Without naturality I just have an abstract isomorphism; I don't get any insight into how $F,G$ reflect structures and properties of one category to the other. It would not be easy to go through a textbook on category theory and identify everywhere that naturality of adjunctions is used; once noted it is never again emphasised. "$\cong$" should usually be interpreted as a natural isomorphism. I conjecture you use naturality of adjunctions far more often than you think (in both variables!).

By the way, suppose $\Delta$ is natural in one variable but not the other. Then we can redefine one of the functors to be the same on objects but act differently on morphisms so that we get a truly natural adjunction. But we still need some naturality to start with, to get off the ground. There is an extension of this principle to parametric adjunctions.


The (co)continuity of adjoints, as mentioned, requires naturality.

The naturality of the unit and counit and indeed the very reason we can make any computations with the unit and counit at all relies on naturality; naturality of the isomorphism which you call $\eta$ but I'd rather call $\Delta$ is equivalent to the assertion that, for an arrow $f:X\to GA$ we have $\hat{f}=\epsilon_AF(f)$ and for some $g:FX\to A$ we have $\hat{g}=G(g)\eta_X$. These formulas are extremely useful and oft-used, as are their consequences such as the triangle identities, but require naturality of $\Delta$. The terminal/initial morphism perspective is about naturality of $\Delta$ in one of the variables, in disguise. These are maybe the most important points.
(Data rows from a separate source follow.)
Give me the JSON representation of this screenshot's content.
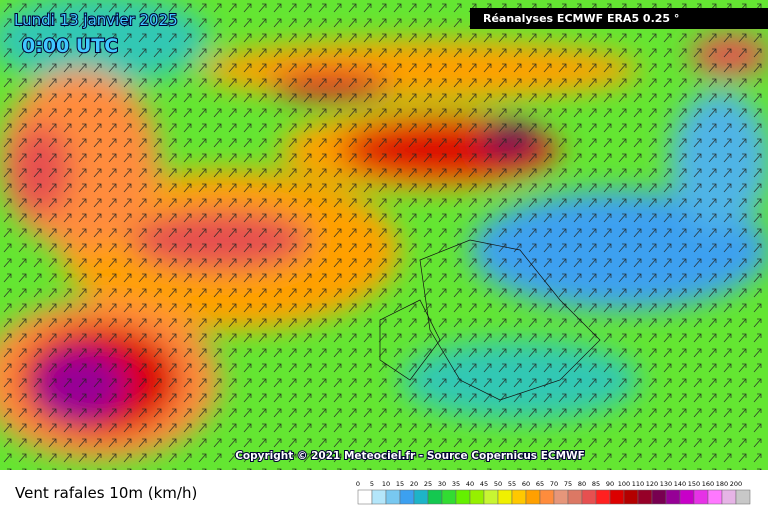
{
  "header": {
    "date": "Lundi 13 janvier 2025",
    "time": "0:00 UTC",
    "source": "Réanalyses ECMWF ERA5 0.25 °"
  },
  "footer": {
    "copyright": "Copyright © 2021 Meteociel.fr - Source Copernicus ECMWF"
  },
  "legend": {
    "title": "Vent rafales 10m (km/h)",
    "labels": [
      0,
      5,
      10,
      15,
      20,
      25,
      30,
      35,
      40,
      45,
      50,
      55,
      60,
      65,
      70,
      75,
      80,
      85,
      90,
      100,
      110,
      120,
      130,
      140,
      150,
      160,
      180,
      200
    ],
    "colors": [
      "#ffffff",
      "#b4e6fa",
      "#78c8f0",
      "#3ca0f0",
      "#1eb4c8",
      "#14c850",
      "#32dc32",
      "#64f000",
      "#96f000",
      "#c8f532",
      "#f0f000",
      "#ffc800",
      "#ffa000",
      "#ff8c3c",
      "#e6967a",
      "#dc7864",
      "#e65050",
      "#ff2020",
      "#dc0000",
      "#b40000",
      "#960028",
      "#780050",
      "#960096",
      "#c800c8",
      "#e632e6",
      "#ff78ff",
      "#e6b4e6",
      "#c8c8c8"
    ]
  }
}
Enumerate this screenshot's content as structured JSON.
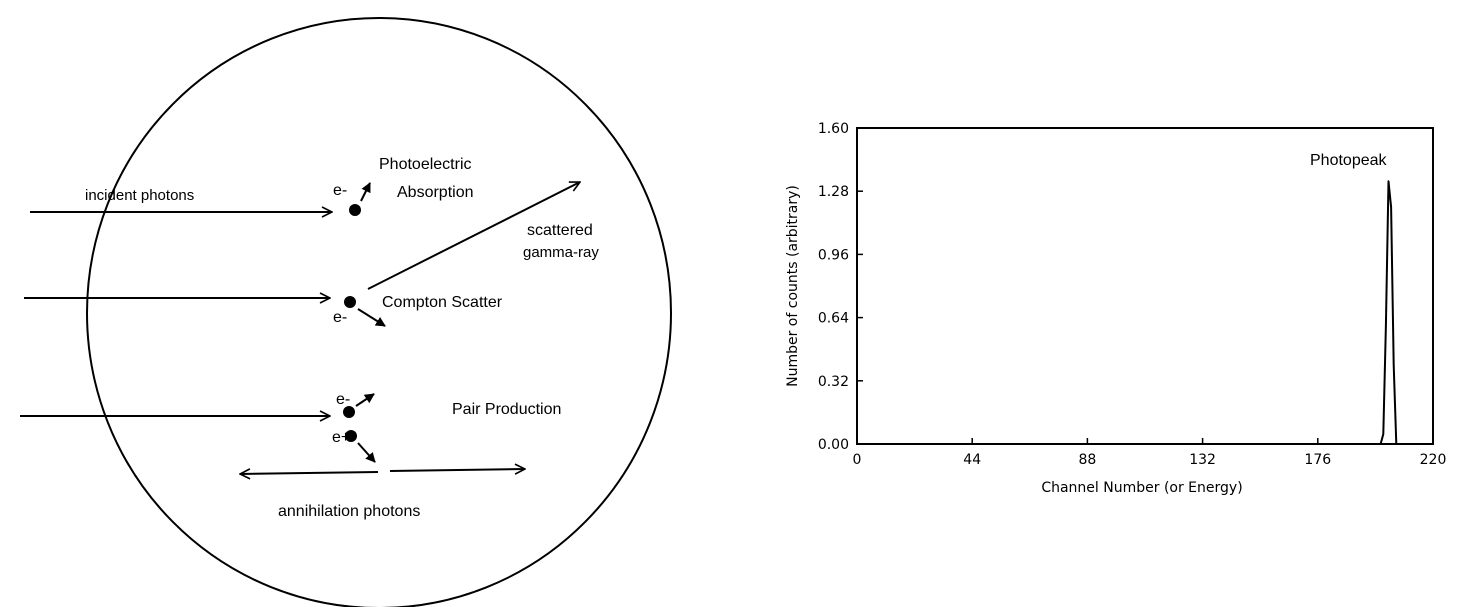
{
  "diagram": {
    "labels": {
      "incident_photons": "incident photons",
      "photoelectric_line1": "Photoelectric",
      "photoelectric_line2": "Absorption",
      "electron": "e-",
      "scattered_line1": "scattered",
      "scattered_line2": "gamma-ray",
      "compton": "Compton Scatter",
      "positron": "e+",
      "pair_production": "Pair Production",
      "annihilation": "annihilation photons"
    }
  },
  "chart_data": {
    "type": "line",
    "title": "",
    "annotation": "Photopeak",
    "xlabel": "Channel Number (or Energy)",
    "ylabel": "Number of counts (arbitrary)",
    "xlim": [
      0,
      220
    ],
    "ylim": [
      0,
      1.6
    ],
    "x_ticks": [
      "0",
      "44",
      "88",
      "132",
      "176",
      "220"
    ],
    "y_ticks": [
      "0.00",
      "0.32",
      "0.64",
      "0.96",
      "1.28",
      "1.60"
    ],
    "grid": false,
    "series": [
      {
        "x": [
          0,
          200,
          201,
          202,
          203,
          204,
          205,
          206,
          220
        ],
        "y": [
          0,
          0,
          0.05,
          0.6,
          1.33,
          1.2,
          0.4,
          0,
          0
        ]
      }
    ]
  }
}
The property that adjunctions can transfer natural transformations between functors in one category to natural transformations in the other requires $\Delta$ to be natural. The property that adjunctions induce an equivalence on subcategories requires $\Delta$ to be natural.

I have no more immediate examples off the top of my head, but although I haven't said very much the examples given are already of massive importance.